Going forward learn from this and have a conversation / put a policy in your lease about guests with the person you rent to.
NTA – if she is living there or you are considering letting her live there, then a background check is a must and rent.
You would also be within your rights to tell him, she can’t stay. That you do not want to deal with that situation. It is your home, your rules.
Until you decide, lock your room.
YTA. When you accepted rent money, he became your tenant. Unless you had him sign a contract agreeing to not have people over, he can have anyone over that he likes in his room, that he pays for. It sounds like you didn’t really think this through. And no, you shouldn’t ask him for background checks on his guests… that would make you sound insane. I recommend you tell him you miss living alone and ask him if he wouldn’t mind finding another place to live.
You extended the courtesy to your friend, not his girl. Make sure she doesn’t stay for more than 14 days
I would not like this situation. It’s your house so you should be included in conversation regarding a new or changed living arrangement.

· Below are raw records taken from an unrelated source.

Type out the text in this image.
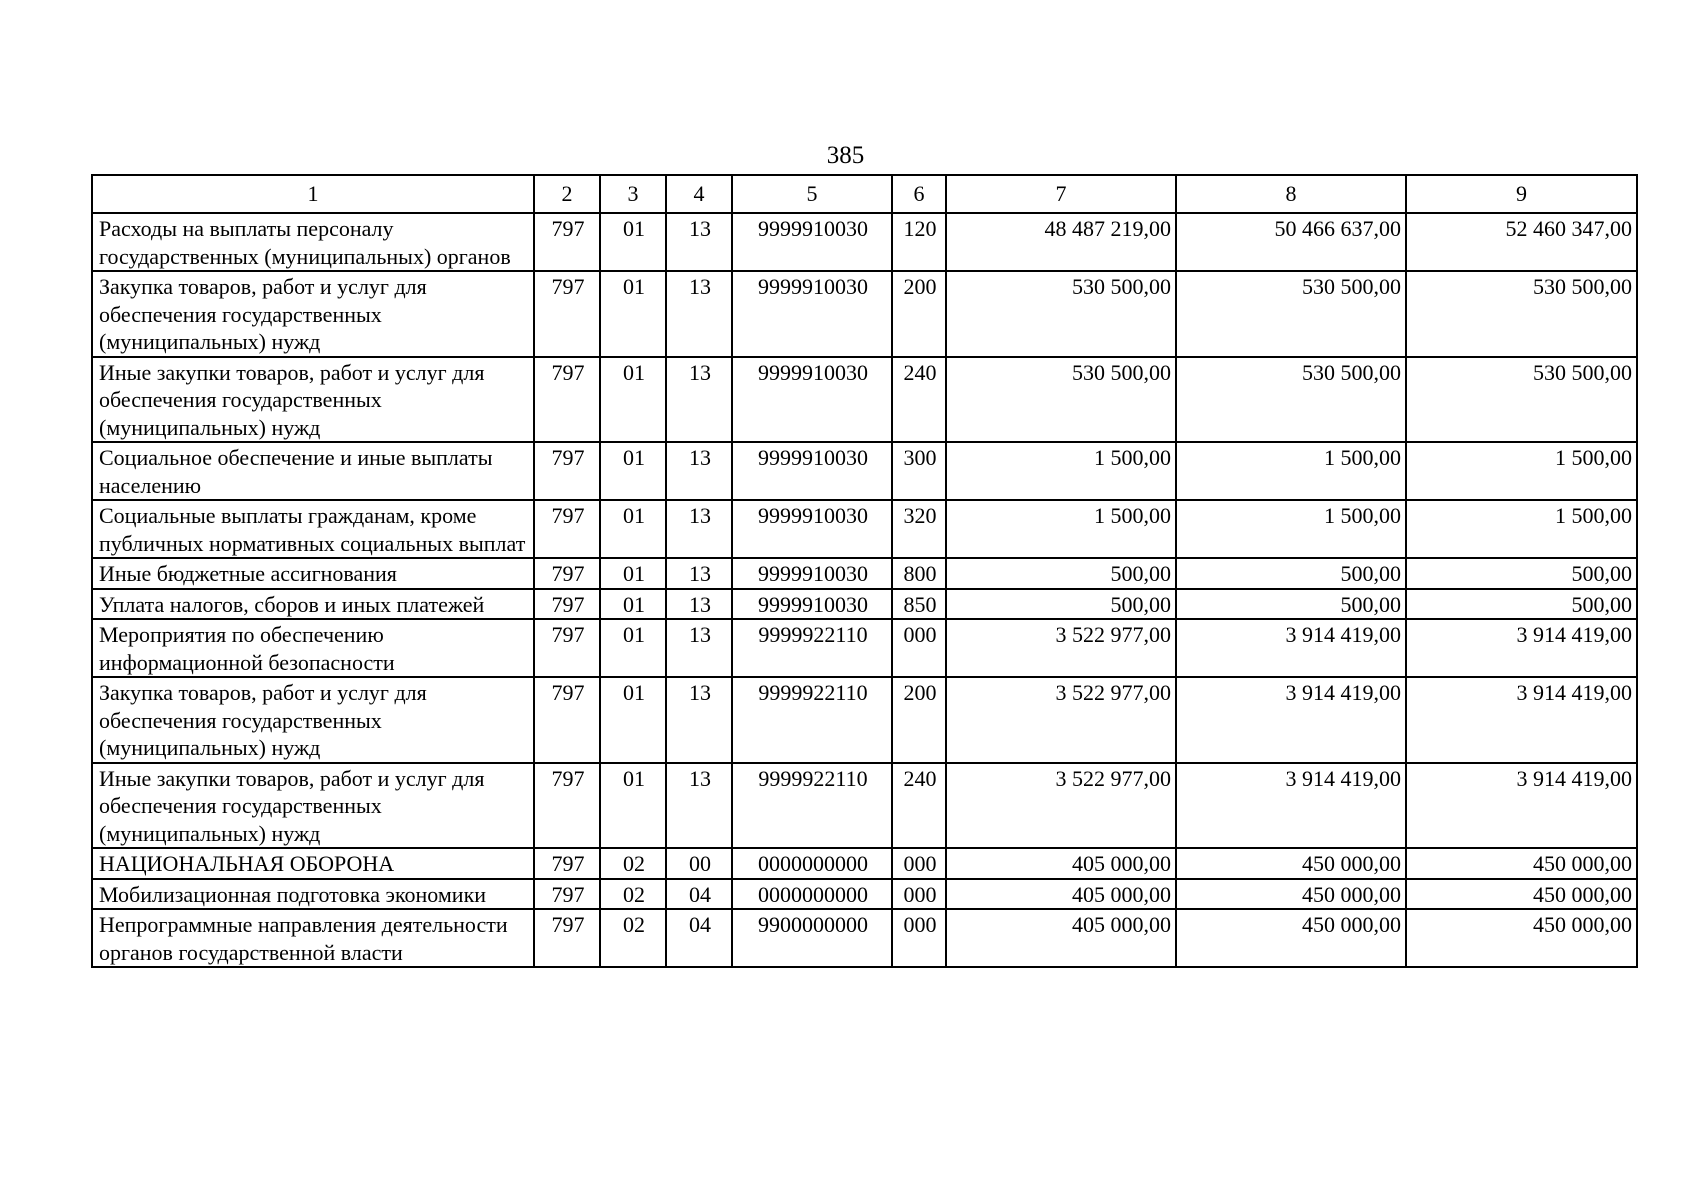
385
1	2	3	4	5	6	7	8	9
Расходы на выплаты персоналу государственных (муниципальных) органов	797	01	13	9999910030	120	48 487 219,00	50 466 637,00	52 460 347,00
Закупка товаров, работ и услуг для обеспечения государственных (муниципальных) нужд	797	01	13	9999910030	200	530 500,00	530 500,00	530 500,00
Иные закупки товаров, работ и услуг для обеспечения государственных (муниципальных) нужд	797	01	13	9999910030	240	530 500,00	530 500,00	530 500,00
Социальное обеспечение и иные выплаты населению	797	01	13	9999910030	300	1 500,00	1 500,00	1 500,00
Социальные выплаты гражданам, кроме публичных нормативных социальных выплат	797	01	13	9999910030	320	1 500,00	1 500,00	1 500,00
Иные бюджетные ассигнования	797	01	13	9999910030	800	500,00	500,00	500,00
Уплата налогов, сборов и иных платежей	797	01	13	9999910030	850	500,00	500,00	500,00
Мероприятия по обеспечению информационной безопасности	797	01	13	9999922110	000	3 522 977,00	3 914 419,00	3 914 419,00
Закупка товаров, работ и услуг для обеспечения государственных (муниципальных) нужд	797	01	13	9999922110	200	3 522 977,00	3 914 419,00	3 914 419,00
Иные закупки товаров, работ и услуг для обеспечения государственных (муниципальных) нужд	797	01	13	9999922110	240	3 522 977,00	3 914 419,00	3 914 419,00
НАЦИОНАЛЬНАЯ ОБОРОНА	797	02	00	0000000000	000	405 000,00	450 000,00	450 000,00
Мобилизационная подготовка экономики	797	02	04	0000000000	000	405 000,00	450 000,00	450 000,00
Непрограммные направления деятельности органов государственной власти	797	02	04	9900000000	000	405 000,00	450 000,00	450 000,00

I would get together with them to meet and discuss their plans. Calmly say ,” I want to be involved in any decision for new roommates.”
Also,”
If you want your GF here then she needs to pay rent as well or find new digs. 😂”
It’s not your problem to fix their life issues especially when there isn’t a benefit to you in your own Home!
No fuss or debate needed, just pay the same amount of additional rent or find a different solution. Or just tell her and him she wasn’t invited if you’d rather not have her there. If they say anything about , whine or guilt you. merely inform them they never asked if you were cool with that which is inconsiderate and disrespectful
Id have a simple, civil discussion and ask some questions and set some boundaries. Background seems a bit much but asking for a little extra for utilities is ok.
Im. It outright calling you the asshole, but you are kind of being one. Why not talk to your roommate and see if you cant come to some mutual agreement rather than an outright ban.